La décision de la CPI est politisée, dit-on. Elle s’aligne
sur les intérêts américains en omettant son rôle
fondamental. Chose évidente, sinon pourquoi donc les vrais
criminels sont-ils toujours libres ? C’est là effectivement
que se concentre le problème de la Cour pénale
internationale qui suit deux critères de jugement
différents. Elle ne s’attaque jamais à des chefs d’Etat
protégés par des puissances politiques ou financières. Si
les crimes au Darfour ont été si clairs pour la CPI, les
massacres des milliers d’hommes, de femmes, et d’enfants
dans les camps de réfugiés de Sabra et Chatila à Beyrouth
commis par l’ex-premier ministre israélien Ariel Sharon en
1982, sont sûrement aussi évidents. Pourtant, il n’a jamais
été jugé ni puni pour ses crimes. On estime à 3 500
Palestiniens et Libanais massacrés uniquement dans ces
camps. Et toujours pas de jugement. Pourtant, en 2001, 23
survivants de Sabra et Chatila ont déposé devant la justice
belge une plainte contre Sharon, pour actes de génocide,
crimes contre l’humanité, crimes portant atteinte aux
personnes et aux biens protégés par les conventions signées
à Genève le 12 août 1949. Ensuite, le Conseil de sécurité
des Nations-Unies a condamné le massacre par la résolution
521 du 19 septembre 1982. Cette condamnation a été suivie
par une résolution de l’Assemblée générale du 16 décembre
1982 qui a qualifié le massacre « d’acte de génocide ».

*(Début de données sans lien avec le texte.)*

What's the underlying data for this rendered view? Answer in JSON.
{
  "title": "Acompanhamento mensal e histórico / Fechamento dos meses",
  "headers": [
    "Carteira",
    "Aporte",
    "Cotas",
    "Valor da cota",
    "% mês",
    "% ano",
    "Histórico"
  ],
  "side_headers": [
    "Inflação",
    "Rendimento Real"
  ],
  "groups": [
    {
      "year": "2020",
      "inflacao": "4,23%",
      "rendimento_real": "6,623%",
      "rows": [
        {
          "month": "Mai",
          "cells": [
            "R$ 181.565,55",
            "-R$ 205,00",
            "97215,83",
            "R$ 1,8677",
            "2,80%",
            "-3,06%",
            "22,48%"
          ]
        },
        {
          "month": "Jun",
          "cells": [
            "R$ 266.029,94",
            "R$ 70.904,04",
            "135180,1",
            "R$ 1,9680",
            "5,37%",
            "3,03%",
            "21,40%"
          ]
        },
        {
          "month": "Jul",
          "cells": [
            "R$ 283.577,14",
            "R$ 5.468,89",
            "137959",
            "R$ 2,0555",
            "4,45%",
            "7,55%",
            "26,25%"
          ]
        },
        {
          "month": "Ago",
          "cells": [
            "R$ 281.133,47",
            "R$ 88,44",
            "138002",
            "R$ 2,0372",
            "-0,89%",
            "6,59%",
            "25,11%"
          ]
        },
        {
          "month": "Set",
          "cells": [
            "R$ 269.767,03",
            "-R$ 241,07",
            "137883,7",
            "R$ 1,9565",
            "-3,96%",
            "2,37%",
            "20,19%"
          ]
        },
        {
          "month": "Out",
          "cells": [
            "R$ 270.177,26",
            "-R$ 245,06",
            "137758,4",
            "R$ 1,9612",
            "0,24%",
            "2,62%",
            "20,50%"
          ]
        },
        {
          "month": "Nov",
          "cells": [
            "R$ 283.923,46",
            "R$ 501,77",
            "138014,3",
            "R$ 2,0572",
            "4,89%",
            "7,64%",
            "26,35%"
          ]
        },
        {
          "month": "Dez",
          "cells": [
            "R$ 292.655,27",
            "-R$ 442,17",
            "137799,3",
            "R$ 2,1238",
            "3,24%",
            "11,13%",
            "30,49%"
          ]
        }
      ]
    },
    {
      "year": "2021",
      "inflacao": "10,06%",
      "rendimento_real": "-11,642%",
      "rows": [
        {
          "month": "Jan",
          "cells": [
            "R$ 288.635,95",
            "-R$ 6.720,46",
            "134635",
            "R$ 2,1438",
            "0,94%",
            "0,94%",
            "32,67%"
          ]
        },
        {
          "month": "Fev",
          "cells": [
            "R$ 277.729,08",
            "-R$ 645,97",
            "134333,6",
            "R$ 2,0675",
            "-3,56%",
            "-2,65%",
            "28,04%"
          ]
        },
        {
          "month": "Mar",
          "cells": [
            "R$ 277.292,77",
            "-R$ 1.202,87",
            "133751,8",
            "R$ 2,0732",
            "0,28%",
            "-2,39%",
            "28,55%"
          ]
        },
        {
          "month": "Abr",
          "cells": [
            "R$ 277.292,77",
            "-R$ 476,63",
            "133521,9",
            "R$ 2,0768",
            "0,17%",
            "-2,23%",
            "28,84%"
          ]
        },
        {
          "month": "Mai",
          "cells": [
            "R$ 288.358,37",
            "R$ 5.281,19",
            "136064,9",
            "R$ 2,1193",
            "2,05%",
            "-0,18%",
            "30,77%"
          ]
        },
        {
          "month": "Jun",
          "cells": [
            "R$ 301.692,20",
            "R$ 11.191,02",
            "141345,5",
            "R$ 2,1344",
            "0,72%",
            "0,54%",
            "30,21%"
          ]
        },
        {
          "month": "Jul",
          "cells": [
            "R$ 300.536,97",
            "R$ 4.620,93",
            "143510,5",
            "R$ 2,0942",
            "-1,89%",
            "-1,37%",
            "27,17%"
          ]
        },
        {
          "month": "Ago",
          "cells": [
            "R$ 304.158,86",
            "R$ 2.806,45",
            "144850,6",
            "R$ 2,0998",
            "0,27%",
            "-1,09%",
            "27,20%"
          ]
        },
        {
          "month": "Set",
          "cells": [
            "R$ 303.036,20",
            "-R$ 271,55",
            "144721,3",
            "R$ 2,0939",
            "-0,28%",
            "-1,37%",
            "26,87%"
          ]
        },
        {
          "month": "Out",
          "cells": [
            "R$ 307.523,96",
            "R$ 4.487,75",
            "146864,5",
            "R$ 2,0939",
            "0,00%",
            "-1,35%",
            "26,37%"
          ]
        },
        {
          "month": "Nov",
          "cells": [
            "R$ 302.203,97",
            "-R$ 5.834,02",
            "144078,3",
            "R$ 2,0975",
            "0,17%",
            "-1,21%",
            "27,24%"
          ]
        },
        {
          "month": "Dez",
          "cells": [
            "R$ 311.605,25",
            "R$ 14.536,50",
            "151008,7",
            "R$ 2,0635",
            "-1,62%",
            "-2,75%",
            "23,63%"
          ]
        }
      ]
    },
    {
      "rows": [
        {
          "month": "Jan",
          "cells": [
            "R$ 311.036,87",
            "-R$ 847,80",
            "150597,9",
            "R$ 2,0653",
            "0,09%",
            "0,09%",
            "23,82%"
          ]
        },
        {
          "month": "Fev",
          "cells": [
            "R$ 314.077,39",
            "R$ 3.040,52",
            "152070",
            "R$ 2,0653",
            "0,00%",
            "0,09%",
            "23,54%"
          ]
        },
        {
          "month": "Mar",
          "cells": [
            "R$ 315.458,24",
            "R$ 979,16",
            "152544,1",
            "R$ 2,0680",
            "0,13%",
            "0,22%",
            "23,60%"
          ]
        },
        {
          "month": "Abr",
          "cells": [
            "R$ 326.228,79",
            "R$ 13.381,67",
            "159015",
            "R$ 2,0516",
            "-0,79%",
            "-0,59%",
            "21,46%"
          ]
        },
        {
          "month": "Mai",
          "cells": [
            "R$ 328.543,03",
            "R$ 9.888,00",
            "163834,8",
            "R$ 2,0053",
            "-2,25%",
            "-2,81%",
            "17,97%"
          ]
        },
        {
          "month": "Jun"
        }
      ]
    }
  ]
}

Mais les fortes pressions israélo-américaines ont empêché la
comparution de Sharon devant une juridiction pénale.
Dans le
coma depuis presque trois ans, Sharon n’a donc jamais été
touché. « L’exemple de Sharon est très frappant, car les
crimes et les génocides qu’il a commis ont bien été définis
et précisés pour le monde entier, pourtant, personne n’a osé
le toucher », lance Abdallah Al-Achaal, spécialiste en droit
international. En effet, ni les Américains, ni les Français,
ni les lobbies juifs du monde entier ne reconnaîtront
coupable un dirigeant israélien. La situation n’est pas
différente pour le premier ministre israélien Ehud Olmert
qui est venu à son tour poursuivre l’itinéraire de Sharon et
a commencé par un « Holocauste » dans les territoires
palestiniens et contre le peuple palestinien en décembre
dernier. Et la destruction de l’Etat iraqien par les
Américains n’a sûrement pas été invisible. Qu’il s’agisse de
Bush père ou fils, tous les deux doivent aussi et sans aucun
doute être accusés de génocide. Pour Al-Achaal, les crimes
de la famille Bush ont commencé depuis le retrait des forces
iraqiennes du territoire koweïtien en 1991 et durant lequel
l’armée américaine a anéanti plus du quart de l’armée
iraqienne.
Et le
fils n’est pas été plus sage que le père. Bien que ce
dernier ait, depuis son intervention en Iraq en 2003, causé
la mort de plus de 4 millions d’Iraqiens. Et ses crimes se
poursuivent en Afghanistan où il a utilisé des armes
interdites et a anéanti des milliers de civils sous le seul
prétexte de la guerre contre le terrorisme. Personne n’a osé
l’interroger après le scandale d’Abou-Gharib, lorsque des
plaintes diverses et circonstanciées ont réclamé
l’inculpation de Donald Rumsfeld et de George Tenet, ancien
patron de la CIA, pour pratiques de tortures sur des
prisonniers d’Abou-Gharib en Iraq, mais également pour les
méthodes d’interrogatoire inhumaines exercées sur les
prisonniers de Guantanamo. L’ex-secrétaire américain à la
Défense n’a rien fait de moins que menacer la Belgique de
retirer le siège de l’Organisation du Traité de l’Atlantique
Nord de Bruxelles. Résultat : personne ne peut
attaquer Rumsfeld, ni d’ailleurs aucun autre responsable
américain.
Les
exemples sont bien nombreux. Il y a aussi celui du président
Denis Sassou qui, depuis plusieurs années, fait l’objet de
dizaines de plaintes de ses compatriotes pour les « crimes »
de masse que ses soldats sont soupçonnée d’avoir perpétrés
dans la guerre du Beach au Congo. Or, c’est un « grand ami »
de la France, vers laquelle il exporte le pétrole congolais.
Donc, pas de procédures de la CPI à son encontre.